Après trois semaines d'un bras de fer politique qui a versé dans la violence, les Égyptiens sont finalement passés au vote ce samedi lors de la première moitié d'un référendum et dont le déroulement est déjà vertement critiqué. Nos journalistes étaient sur place.

Dans la ruelle qui jouxte l'école Ansaf Séri, au coeur d'un quartier populaire du Caire, une longue file d'Égyptiennes attend patiemment pour voter. Diront-elles oui ou non à une nouvelle constitution lors de ce référendum? Deux hommes qui se tiennent de l'autre côté de la rue aimeraient bien influencer leur choix.

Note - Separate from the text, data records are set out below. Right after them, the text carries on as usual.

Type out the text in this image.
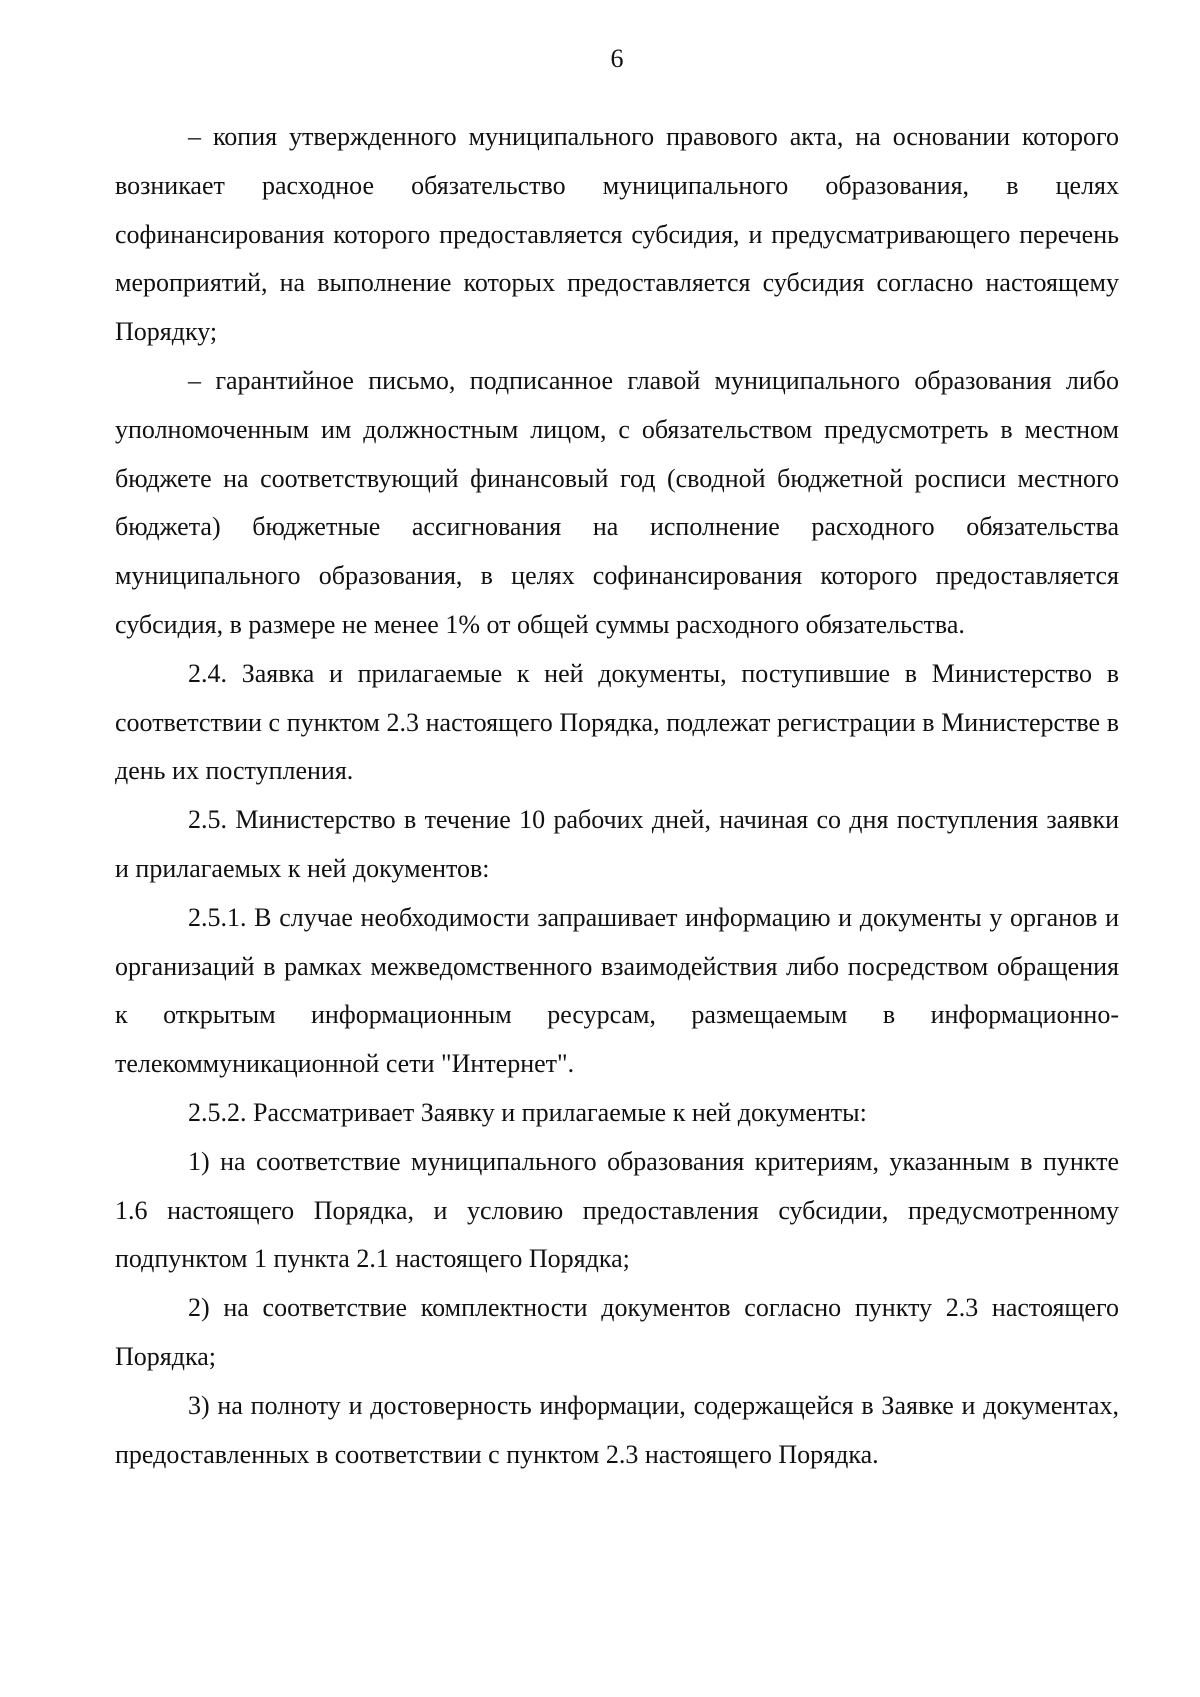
6

– копия утвержденного муниципального правового акта, на основании которого возникает расходное обязательство муниципального образования, в целях софинансирования которого предоставляется субсидия, и предусматривающего перечень мероприятий, на выполнение которых предоставляется субсидия согласно настоящему Порядку;

– гарантийное письмо, подписанное главой муниципального образования либо уполномоченным им должностным лицом, с обязательством предусмотреть в местном бюджете на соответствующий финансовый год (сводной бюджетной росписи местного бюджета) бюджетные ассигнования на исполнение расходного обязательства муниципального образования, в целях софинансирования которого предоставляется субсидия, в размере не менее 1% от общей суммы расходного обязательства.

2.4. Заявка и прилагаемые к ней документы, поступившие в Министерство в соответствии с пунктом 2.3 настоящего Порядка, подлежат регистрации в Министерстве в день их поступления.

2.5. Министерство в течение 10 рабочих дней, начиная со дня поступления заявки и прилагаемых к ней документов:

2.5.1. В случае необходимости запрашивает информацию и документы у органов и организаций в рамках межведомственного взаимодействия либо посредством обращения к открытым информационным ресурсам, размещаемым в информационно-телекоммуникационной сети "Интернет".

2.5.2. Рассматривает Заявку и прилагаемые к ней документы:

1) на соответствие муниципального образования критериям, указанным в пункте 1.6 настоящего Порядка, и условию предоставления субсидии, предусмотренному подпунктом 1 пункта 2.1 настоящего Порядка;

2) на соответствие комплектности документов согласно пункту 2.3 настоящего Порядка;

3) на полноту и достоверность информации, содержащейся в Заявке и документах, предоставленных в соответствии с пунктом 2.3 настоящего Порядка.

Le premier, Tarek Abdel Fatah, du parti socialiste Al-Karama, crie à qui veut bien l'entendre qu'il a appelé la police en matinée pour faire décrocher une bannière en faveur du « oui », pendant tout juste devant le bureau de vote réservé aux femmes.

Le second, Ahmed El-Tokhi, du parti salafiste Azimoum, affirme que sa bannière n'avait rien d'illégale puisqu'elle y était depuis quatre jours. « L'idée n'était pas de dire aux gens quoi voter, mais plutôt de venir voter », se défend l'Islamiste barbu dans la jeune trentaine.

Entourés chacun de nombreux supporters, les deux représentants de parti vocifèrent. Ni l'un ni l'autre ne semble réaliser que leur présence, à moins de dix mètres d'un bureau de vote, n'est pas permise selon les règles électorales en vigueur dans l'Égypte post-révolutionnaire.

« Il y a des représentants de presque tous les partis autour du bureau de vote. Il y a des femmes des Frères musulmans qui s'organisent pour amener de la nourriture et de l'eau à celles qui attendent trop longtemps », note Alaa Ali, une jeune électrice de 18 ans.

Allégations de fraudes

Partout dans la capitale égyptienne, des observateurs des élections ont remarqué une série de phénomènes semblables. Présence des partis trop près des bureaux de scrutin, tentatives d'intimidation des électeurs, vols de bulletins de vote, manque de juges pour superviser le référendum, observateurs arrêtés : la liste des irrégularités relevées hier par des organisations non-gouvernementales lors d'une première journée de référendum était longue.

Voter à tout prix

Dans les longues files d'attente pour enregistrer leur opinion sur le projet de constitution rédigé principalement par les islamistes égyptiens, proches du président Mohamed Morsi, les électeurs faisaient bien peu de cas de ces violations alléguées au processus électoral.

«Voter est mon devoir. Quoi qu'il arrive. Je veux que mes fils connaissent une meilleure Égypte que celle du vieux régime d'Hosni Moubarak », a dit à La Presse Senaar Moustafa, une ménagère qui a voté contre le projet de constitution.

Selon elle, le document légal présenté à la population ne traite pas assez de santé et d'éducation. Elle n'aime pas non plus que le nouveau président s'arroge trop de pouvoirs, et ce, même si elle a voté pour lui lors de l'élection présidentielle du début de l'été.

Autour d'elles, ses compatriotes partagent facilement leur opinion. L'une va voter contre la constitution parce qu'elle craint une islamisation de la société et du gouvernement égyptien. Une autre va voter oui parce qu'elle croit que l'adoption d'une nouvelle loi-cadre permettra à l'Égypte de regarder vers l'avant. Une troisième votera non « comme toute sa famille », admettant que les 234 articles de la constitution sont « trop difficiles à comprendre ».

Division contestée

Tout près de 25,5 millions d'Égyptiens étaient invités aux urnes samedi dans 10 gouvernorats égyptiens, incluant la mégapole du Caire et la deuxième plus grande ville du pays, Alexandrie.

Les bureaux de vote, ouvert à 8 h le matin, doivent fermer leurs portes vers 21 h, heure de l'Égypte.

Samedi prochain, le reste du pays sera invité à voter à son tour. Après que 90 % des juges égyptiens aient refusé de superviser le référendum organisé en moins de deux semaines, le président égyptien a annoncé qu'il devait scinder le scrutin en deux.

Cette division du référendum inquiète particulièrement l'opposition au président Mohamed Morsi. Rassemblés sous l'ombrelle du Front du Salut national, les partis libéraux et de gauche, craignent des affrontements après la publication des résultats préliminaires du vote de samedi.

Appelés en renfort pour « sécuriser » le référendum, les militaires étaient très en vue hier autour des bureaux de scrutin. Un nouveau mandat accordé pour la période référendaire leur permet notamment d'arrêter des civils.

Les violences qui ont précédé le vote de samedi ont fait au moins 11 morts et plus de 800 blessés dans le pays en moins de deux semaines.

On s'attend à ce que les résultats référendaires soient connus dans les heures qui suivront la fermeture des bureaux de scrutin.